Wide variation in state tax structures

The study builds on the fact that states vary widely in how they collect revenue. Some states rely heavily on consumption taxes, while others rely more on income taxes. For example, Washington state has no income tax but collects a 6.5% sales tax, while neighboring Oregon has no sales tax but instead relies on a 9.9% individual income tax rate.

For the study, the researchers controlled for multiple factors that might also influence pandemic responses, including the political affiliation of the state’s governor, historical voting patterns, population density, unemployment rates, poverty levels, minimum wage, and geographic region.

The researchers were particularly interested in controlling for political affiliation, since political views could influence both tax policy and pandemic restrictions.
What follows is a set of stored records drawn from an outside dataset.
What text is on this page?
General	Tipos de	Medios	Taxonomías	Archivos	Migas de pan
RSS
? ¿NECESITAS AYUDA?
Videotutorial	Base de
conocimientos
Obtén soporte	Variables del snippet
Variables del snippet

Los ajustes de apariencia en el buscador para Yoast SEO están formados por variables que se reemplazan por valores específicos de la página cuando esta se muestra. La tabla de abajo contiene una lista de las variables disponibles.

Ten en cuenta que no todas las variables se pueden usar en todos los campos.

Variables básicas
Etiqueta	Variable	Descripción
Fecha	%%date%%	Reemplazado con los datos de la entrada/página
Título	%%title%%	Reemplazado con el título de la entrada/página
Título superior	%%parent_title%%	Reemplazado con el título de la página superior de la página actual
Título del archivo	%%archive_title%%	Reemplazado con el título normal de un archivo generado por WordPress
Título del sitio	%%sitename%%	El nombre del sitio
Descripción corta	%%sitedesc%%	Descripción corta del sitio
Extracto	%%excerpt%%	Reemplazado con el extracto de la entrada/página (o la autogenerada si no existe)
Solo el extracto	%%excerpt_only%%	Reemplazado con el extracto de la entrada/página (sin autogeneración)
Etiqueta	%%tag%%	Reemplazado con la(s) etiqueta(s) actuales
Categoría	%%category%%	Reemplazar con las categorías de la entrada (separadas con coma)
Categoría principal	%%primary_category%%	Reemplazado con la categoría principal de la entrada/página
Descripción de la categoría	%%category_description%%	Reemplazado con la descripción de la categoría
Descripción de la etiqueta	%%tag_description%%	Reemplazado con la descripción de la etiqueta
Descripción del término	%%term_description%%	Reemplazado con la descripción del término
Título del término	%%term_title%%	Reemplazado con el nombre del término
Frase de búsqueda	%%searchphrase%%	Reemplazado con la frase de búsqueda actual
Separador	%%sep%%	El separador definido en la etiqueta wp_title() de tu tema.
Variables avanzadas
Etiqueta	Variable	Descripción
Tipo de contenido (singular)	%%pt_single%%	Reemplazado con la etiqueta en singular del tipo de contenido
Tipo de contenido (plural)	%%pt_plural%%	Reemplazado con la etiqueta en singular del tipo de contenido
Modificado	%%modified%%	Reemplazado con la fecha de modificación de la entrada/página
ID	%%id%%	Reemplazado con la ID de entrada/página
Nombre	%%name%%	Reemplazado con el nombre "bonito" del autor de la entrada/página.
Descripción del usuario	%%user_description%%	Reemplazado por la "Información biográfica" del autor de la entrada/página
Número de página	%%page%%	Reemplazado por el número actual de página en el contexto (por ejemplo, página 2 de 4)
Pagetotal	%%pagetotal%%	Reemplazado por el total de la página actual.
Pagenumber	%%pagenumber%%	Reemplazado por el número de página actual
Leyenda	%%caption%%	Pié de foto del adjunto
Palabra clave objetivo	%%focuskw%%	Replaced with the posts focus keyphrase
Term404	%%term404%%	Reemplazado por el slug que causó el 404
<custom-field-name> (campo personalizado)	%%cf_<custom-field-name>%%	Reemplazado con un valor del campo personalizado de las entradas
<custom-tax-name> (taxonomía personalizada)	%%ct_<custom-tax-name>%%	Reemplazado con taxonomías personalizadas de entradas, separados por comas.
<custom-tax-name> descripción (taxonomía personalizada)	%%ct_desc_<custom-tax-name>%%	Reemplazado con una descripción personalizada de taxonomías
By adjusting for the governor’s political party and state voting patterns in the 2012 and 2016 presidential elections, they found that the association between tax structure and the duration of restrictions remained. 

When the analysis was divided by states that leaned Republican or Democratic in recent presidential elections, reliance on sales taxes was still tied to shorter stay-at-home orders and restaurant closures in both groups. But for bar closures, the pattern held only in states that leaned Democratic, a finding that “contradicts the concern that Republican states may be more likely to rely more heavily on sales tax and have shorter closures in general,” the authors note.

“For this study, we looked at a host of state data—and it is important to note that observational studies cannot prove causation,” first author Nathan Goldman, PhD, said in an NCSU press release. “However, we did find a very strong correlation between a state’s sources of revenue and its public-health policies during the early days of the pandemic.”

Fiscal policy may shape crisis responses

The authors emphasize that the findings do not mean that tax policy directly caused states to lift restrictions earlier, but that fiscal structures may create pressures that influence decision-making during crises.

“Our findings suggest that anticipated shortfalls in consumption tax revenue may have shaped public health responses, consistent with tax system structures relating, unintentionally, to crisis management decisions,” they write. 

According to Goldman, understanding how fiscal systems interact with public-health policy could help inform future crisis planning. “Studies like this one underscore the complex set of issues that inform public-health decisions and could shed light on how tax policies can constrain or influence policy issues seemingly unrelated to state revenue,” he said.

The findings highlight how fiscal structures may shape policy decisions in ways that are not always obvious, note the researchers, and they say additional research should explore those connections. 

“Our study offers an interesting example of tax policy being significantly associated with a non-tax policy,” they write. “Future research should continue to investigate the incentives created by tax policy and its relations to seemingly unrelated policies.”